The first thing to acknowledge when we talk about the centre-ground is that it shifts. It shifts with political change, economic change and it is moved through leadership as well as changing times. The second thing to recognise is that the centre-ground is in a fundamentally different place when the economy changes. For Labour to regain the centre, we need to recognise that today’s political centre is in a different place from the times of fiscal expansion during the Blair-Brown years.
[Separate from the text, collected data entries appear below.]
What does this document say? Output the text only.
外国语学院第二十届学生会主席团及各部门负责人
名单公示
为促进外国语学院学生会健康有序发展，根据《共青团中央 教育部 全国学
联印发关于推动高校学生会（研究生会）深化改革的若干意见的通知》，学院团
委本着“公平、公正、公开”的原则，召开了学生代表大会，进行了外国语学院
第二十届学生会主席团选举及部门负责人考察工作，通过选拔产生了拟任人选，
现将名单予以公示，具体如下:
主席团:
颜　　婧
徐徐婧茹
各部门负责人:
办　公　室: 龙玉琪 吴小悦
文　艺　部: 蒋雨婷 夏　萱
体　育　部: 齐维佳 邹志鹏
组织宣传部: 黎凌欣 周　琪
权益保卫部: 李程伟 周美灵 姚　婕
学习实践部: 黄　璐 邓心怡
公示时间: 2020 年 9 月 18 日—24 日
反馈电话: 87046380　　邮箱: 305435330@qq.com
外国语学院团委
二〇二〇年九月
Under New Labour, the core of our centrist position was how to spend the proceeds of growth in a supply side manner to improve services and enable citizens to push themselves up the income ladder. This was the politics of aspiration, of social mobility, of building an enabling state to empower citizens to achieve their best. This was about equipping Britain with the skills to move forward while the world turns fast.
The crash, the recession and the sluggish growth that followed shifted the centre-ground radically. Money doesn’t stretch as far and there’s less of it to go round, both for families and the public purse. The economic future, which once looked secure, seems volatile and uncertainty and instability are at the front of people’s minds.
The predictable response of the populist right is to tap into anxieties around immigration and the squeeze this has on jobs, incomes and services. The hard left will resort to economically incoherent calls to resist attempts to get a grip of the budget deficit. Labour will be fighting out the space in the middle with the Tories and Liberal Democrats and should adopt the following principles to capture the new centre-ground:
1. Security Matters:
The fast pace of economic change is frightening and the lack of job and thus income security for families has a knock-on effect on expenditure and the economy. Labour’s focus should be on jobs, employment and job and income security for people. We need to be the party that best understands that stable work is the best way to make people feel secure, safe, and settled.
2. Future Focused:
Politics is always about the future and for Labour to win we need to be the party that sees the state of the nation today and has the best plan for tomorrow. We need to be the party that can answer the big questions that will challenge the world in the future, like the skills our children will need for the jobs they will do, how to pay for an ageing population and how to secure Britain’s place in a challenging world.
3. National Vision:
Winning the centre-ground is more than just setting out our missions for public services. We need to set out our mission for the nation as a whole. Labour needs to set out a plan for government that is much more than just managing Whitehall. Labour needs a vision to reshape Britain, not just a manifesto for how we would tax, spend and change public services.
New Labour saw where the centre-ground was, spoke to it and led it. We left office with a legacy of a Britain, ‘more open at home and more compassionate abroad’ – a compliment from a prime minister who has a record of doing down Labour’s time in office. So the centre is different in economic times but the centre can also be set by leadership and vision. Labour’s challenge is to recognise the difficulties of the times, speak to those difficulties and lead.